Validité, coût et qui paie
La G1 est valable 30 ans, tant qu'aucun remaniement significatif du sol n'a eu lieu. Son coût va de 600 à 2 000 euros TTC selon la localisation, la taille et l'accessibilité du terrain. Elle est à la charge du vendeur et fait partie des documents annexés à la promesse ou à l'acte de vente. Pour l'acheteur, c'est une information précieuse à intégrer dans son budget et, le cas échéant, dans la négociation.
G1 et G2 : ne pas confondre
- La G1 (étude géotechnique préalable) : réalisée avant la vente, à la charge du vendeur, elle identifie les risques géotechniques majeurs (RGA, glissements, tassements) et donne des principes généraux de construction.
- La G2 (étude géotechnique de conception) : plus poussée, commandée par l'acheteur après l'achat une fois le projet défini, elle dimensionne précisément les fondations et solutions techniques adaptées au sol et au bâtiment.
La G1 informe, la G2 conçoit : les deux sont complémentaires pour un projet de construction.
Pourquoi c'est crucial pour l'acheteur d'un terrain
Un sol argileux mal anticipé peut imposer des fondations spéciales coûteuses (plusieurs milliers, voire dizaines de milliers d'euros). La G1 vous alerte en amont sur ce risque et son ampleur, ce qui peut conditionner votre projet, votre budget et votre offre. Exigez-la pour tout terrain en zone à risque, et vérifiez la cohérence du prix du terrain avec l'analyse ScoreImmo.
FAQ : l'étude de sol G1
L'étude de sol G1 est-elle obligatoire ?
Oui, depuis le 1er octobre 2020 (loi ELAN), pour la vente d'un terrain non bâti constructible situé en zone d'exposition moyenne ou forte au retrait-gonflement des argiles. Elle est annexée à la promesse ou à l'acte de vente.
Quelle est la validité d'une étude de sol G1 ?
Elle est valable 30 ans, à condition qu'aucun remaniement significatif du sol n'ait été réalisé sur le terrain entre-temps. Une seule étude couvre donc généralement toute la vie du projet.
Combien coûte une étude de sol G1 et qui la paie ?
Elle coûte de 600 à 2 000 euros TTC selon le terrain, et elle est à la charge du vendeur. C'est un document obligatoire à fournir à l'acheteur pour les terrains concernés.
Quelle différence entre étude G1 et G2 ?
La G1 est préalable à la vente, à la charge du vendeur, et identifie les risques géotechniques. La G2, commandée par l'acheteur après l'achat, est spécifique au projet et dimensionne les fondations et la structure.
Quels terrains sont concernés par l'obligation ?

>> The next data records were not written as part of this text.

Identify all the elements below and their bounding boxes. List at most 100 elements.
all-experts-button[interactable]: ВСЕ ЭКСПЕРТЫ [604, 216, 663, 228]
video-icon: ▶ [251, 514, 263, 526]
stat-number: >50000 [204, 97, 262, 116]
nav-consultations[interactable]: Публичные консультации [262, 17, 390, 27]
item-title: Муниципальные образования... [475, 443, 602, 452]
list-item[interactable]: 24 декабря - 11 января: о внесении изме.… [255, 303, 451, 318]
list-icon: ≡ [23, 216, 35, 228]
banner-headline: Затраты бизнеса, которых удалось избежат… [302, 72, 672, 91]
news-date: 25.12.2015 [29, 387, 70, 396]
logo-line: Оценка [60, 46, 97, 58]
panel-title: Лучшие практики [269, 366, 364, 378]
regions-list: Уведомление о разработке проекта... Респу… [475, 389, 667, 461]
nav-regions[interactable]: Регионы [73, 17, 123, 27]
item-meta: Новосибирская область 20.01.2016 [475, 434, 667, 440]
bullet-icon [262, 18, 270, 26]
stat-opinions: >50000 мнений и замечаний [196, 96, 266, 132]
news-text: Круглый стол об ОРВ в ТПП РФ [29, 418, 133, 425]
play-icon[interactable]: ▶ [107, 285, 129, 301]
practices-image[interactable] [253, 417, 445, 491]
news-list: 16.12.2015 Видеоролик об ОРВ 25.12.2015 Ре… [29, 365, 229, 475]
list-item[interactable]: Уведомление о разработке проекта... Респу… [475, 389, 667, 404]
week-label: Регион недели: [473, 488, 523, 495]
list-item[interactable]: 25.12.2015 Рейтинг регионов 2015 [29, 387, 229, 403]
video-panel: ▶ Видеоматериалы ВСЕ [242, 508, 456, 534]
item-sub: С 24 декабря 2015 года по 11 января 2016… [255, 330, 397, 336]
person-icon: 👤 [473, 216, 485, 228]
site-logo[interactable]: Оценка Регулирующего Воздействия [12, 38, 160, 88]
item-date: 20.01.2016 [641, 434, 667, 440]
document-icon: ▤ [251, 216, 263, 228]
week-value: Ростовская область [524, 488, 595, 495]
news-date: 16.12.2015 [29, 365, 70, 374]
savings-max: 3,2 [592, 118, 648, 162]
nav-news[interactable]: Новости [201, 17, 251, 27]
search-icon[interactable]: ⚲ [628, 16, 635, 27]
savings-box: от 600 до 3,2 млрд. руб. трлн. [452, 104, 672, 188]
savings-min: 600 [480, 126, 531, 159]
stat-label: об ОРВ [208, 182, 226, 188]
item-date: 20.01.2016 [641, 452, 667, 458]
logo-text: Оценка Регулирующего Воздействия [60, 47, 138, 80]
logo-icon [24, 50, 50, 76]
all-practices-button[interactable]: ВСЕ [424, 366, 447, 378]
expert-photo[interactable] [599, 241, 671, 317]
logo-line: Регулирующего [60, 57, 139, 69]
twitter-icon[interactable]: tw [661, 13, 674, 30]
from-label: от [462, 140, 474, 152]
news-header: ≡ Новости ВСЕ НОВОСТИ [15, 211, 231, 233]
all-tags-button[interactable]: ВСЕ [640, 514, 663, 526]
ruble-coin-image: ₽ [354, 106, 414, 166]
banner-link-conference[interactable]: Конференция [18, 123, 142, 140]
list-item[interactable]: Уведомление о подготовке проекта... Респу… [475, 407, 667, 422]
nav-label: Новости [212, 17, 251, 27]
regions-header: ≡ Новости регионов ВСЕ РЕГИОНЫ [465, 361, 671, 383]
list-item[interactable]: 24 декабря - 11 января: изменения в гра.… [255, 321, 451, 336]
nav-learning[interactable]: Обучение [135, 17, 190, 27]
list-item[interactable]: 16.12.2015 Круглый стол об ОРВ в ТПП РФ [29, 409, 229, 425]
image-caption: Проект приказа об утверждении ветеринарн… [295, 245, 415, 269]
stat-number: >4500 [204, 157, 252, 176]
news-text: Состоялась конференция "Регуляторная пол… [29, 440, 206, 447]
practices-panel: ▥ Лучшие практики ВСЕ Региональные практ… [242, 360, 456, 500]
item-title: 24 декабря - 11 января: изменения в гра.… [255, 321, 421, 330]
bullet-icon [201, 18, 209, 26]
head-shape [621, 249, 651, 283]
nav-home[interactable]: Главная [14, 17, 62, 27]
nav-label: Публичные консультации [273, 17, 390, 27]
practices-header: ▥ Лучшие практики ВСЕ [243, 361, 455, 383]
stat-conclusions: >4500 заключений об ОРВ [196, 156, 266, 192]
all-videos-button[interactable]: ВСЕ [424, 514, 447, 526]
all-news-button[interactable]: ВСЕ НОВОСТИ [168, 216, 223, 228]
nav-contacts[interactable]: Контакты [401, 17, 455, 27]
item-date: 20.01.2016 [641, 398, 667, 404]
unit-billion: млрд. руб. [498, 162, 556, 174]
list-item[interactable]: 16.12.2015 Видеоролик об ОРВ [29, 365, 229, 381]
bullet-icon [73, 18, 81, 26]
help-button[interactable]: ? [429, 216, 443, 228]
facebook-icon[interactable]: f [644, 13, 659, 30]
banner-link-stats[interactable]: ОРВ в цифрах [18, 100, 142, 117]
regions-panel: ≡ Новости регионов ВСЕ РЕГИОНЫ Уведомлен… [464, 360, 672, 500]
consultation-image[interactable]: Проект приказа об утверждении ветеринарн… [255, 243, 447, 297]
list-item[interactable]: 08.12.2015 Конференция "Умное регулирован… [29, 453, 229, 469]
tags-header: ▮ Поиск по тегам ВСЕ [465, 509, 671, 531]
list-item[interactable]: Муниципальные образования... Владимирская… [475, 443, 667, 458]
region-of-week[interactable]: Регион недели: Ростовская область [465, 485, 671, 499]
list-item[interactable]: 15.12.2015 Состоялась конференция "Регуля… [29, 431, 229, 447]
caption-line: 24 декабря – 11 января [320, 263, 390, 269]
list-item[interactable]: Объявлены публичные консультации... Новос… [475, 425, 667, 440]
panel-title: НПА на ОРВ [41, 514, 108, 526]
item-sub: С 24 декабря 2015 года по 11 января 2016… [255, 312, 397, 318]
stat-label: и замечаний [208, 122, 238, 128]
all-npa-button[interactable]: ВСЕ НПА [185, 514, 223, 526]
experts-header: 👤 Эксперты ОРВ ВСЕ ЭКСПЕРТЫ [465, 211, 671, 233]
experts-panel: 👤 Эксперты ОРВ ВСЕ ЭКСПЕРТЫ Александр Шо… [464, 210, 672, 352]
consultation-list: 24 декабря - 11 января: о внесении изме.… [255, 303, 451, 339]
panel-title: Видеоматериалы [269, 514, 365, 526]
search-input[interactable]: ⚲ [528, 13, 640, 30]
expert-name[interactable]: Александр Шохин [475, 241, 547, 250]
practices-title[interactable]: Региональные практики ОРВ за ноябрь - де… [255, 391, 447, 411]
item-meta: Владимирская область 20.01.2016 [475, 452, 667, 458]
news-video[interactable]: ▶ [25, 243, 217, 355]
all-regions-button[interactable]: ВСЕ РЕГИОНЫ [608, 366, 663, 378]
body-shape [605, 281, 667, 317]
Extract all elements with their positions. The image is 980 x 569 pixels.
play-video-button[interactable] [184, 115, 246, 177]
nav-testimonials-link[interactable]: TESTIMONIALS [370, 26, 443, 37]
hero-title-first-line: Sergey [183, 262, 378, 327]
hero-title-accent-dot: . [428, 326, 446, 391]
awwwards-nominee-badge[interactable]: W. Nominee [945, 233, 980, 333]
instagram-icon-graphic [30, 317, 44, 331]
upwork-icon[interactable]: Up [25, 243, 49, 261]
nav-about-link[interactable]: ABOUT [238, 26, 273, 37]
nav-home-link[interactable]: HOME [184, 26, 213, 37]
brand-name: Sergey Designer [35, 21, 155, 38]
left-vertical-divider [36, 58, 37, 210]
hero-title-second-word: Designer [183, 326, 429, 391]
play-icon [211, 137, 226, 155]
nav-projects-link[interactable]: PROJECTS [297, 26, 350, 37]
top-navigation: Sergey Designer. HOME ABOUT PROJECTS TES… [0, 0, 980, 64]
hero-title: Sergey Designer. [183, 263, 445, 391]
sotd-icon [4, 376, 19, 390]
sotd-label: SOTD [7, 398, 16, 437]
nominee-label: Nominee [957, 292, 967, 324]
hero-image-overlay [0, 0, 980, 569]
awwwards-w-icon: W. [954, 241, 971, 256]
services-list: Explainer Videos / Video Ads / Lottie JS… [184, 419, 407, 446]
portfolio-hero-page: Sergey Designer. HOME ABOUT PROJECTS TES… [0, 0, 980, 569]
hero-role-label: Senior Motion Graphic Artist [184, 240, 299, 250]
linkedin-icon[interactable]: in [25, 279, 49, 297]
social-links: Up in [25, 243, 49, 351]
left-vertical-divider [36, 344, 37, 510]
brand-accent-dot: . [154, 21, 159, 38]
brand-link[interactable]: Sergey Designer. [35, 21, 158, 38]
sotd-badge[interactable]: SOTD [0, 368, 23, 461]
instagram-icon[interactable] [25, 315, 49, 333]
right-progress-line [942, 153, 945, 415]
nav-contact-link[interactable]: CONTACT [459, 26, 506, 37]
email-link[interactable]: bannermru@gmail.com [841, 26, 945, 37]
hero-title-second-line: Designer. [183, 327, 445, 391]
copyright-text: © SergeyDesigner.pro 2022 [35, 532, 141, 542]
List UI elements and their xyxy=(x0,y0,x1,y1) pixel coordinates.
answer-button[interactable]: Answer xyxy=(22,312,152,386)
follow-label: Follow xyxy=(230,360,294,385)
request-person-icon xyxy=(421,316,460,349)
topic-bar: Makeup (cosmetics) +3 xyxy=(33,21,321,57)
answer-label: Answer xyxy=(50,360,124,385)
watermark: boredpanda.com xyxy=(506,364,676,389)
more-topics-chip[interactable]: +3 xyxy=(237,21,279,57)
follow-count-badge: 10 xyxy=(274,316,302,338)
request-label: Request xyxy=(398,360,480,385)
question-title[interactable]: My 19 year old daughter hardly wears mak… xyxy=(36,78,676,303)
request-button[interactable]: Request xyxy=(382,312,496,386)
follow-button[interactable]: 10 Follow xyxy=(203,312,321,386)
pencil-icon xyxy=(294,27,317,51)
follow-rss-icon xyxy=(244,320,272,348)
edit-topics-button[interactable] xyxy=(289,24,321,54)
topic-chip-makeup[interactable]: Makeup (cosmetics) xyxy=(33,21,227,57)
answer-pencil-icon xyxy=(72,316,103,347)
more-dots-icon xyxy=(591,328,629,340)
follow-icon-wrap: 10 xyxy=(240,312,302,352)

Les terrains non bâtis constructibles situés en zone d'exposition moyenne ou forte au retrait-gonflement des argiles, soit environ 48% du territoire (55% dès juillet 2026). Vérifiez la zone sur le site Géorisques.
Que faire si le sol présente un risque ?
Un sol argileux peut imposer des fondations renforcées coûteuses. Intégrez ce surcoût dans votre budget et votre offre, et faites réaliser une étude G2 pour dimensionner précisément les fondations avant de construire.